Sarah Waters never fully explains the "ghost," if ghost it is. Doctor Faraday, a man of science, stubbornly resists, in the face of evidence, that there is anything supernatural taking place at Hundreds Hall, and there is no moment of realisation. Traditionally in Gothic fiction, if the narrator is a scientist or a doctor, it is to add veracity to the tale - but Dr Faraday refuses to see what does not fit into his understanding. Waters through other characters suggests identities or explanations - Mrs Faraday believes the ghost of her late daughter Susan to be haunting her old house, and some of the clues seem to point to that, but others make no sense at all. Other characters suggest Roderick to be "haunting" Hundreds, or Caroline's repressed feelings. But Waters never gives an explanation. I started the novel wanting to know the answers, but when I reached the end I realised that a definite answer would be inevitably disappointing, while an open ending leaves the reader to come to their own conclusions, if they want to. Besides, I could not imagine a moment of realisation coming to Faraday - it would not fit with the novel or the character, and would be too tidy. Is "the little stranger" a straightforward ghost? Is it, like Poe's House of Usher, the house and the family, the one inextricable from the other? Is it some force influenced by one, or more, of the characters?
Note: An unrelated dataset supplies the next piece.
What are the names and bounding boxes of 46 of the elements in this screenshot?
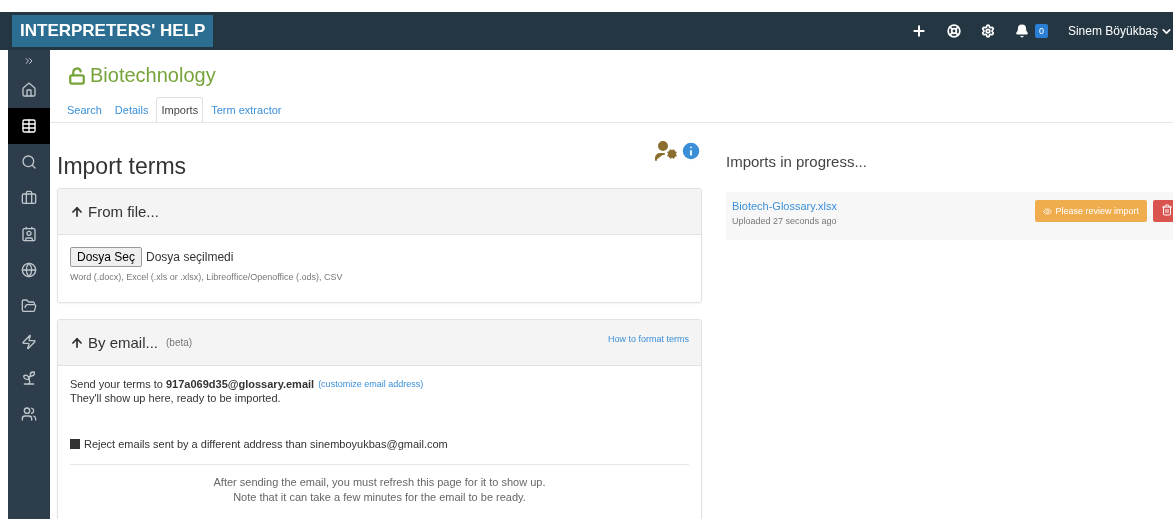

I read an interesting blog article by someone who goes by the name of "The Little Professor"  which suggests that the "Little Stranger" is Faraday himself. This was a possibility I had considered myself on reading the novel. After all, everything starts after Faraday starts spending time at Hundreds, and the idea of living at the Hall and restoring it to its former glory becomes an obsession with him - he becomes engaged to Caroline, but his love for her is unconvincing. It's the house he wants, not her.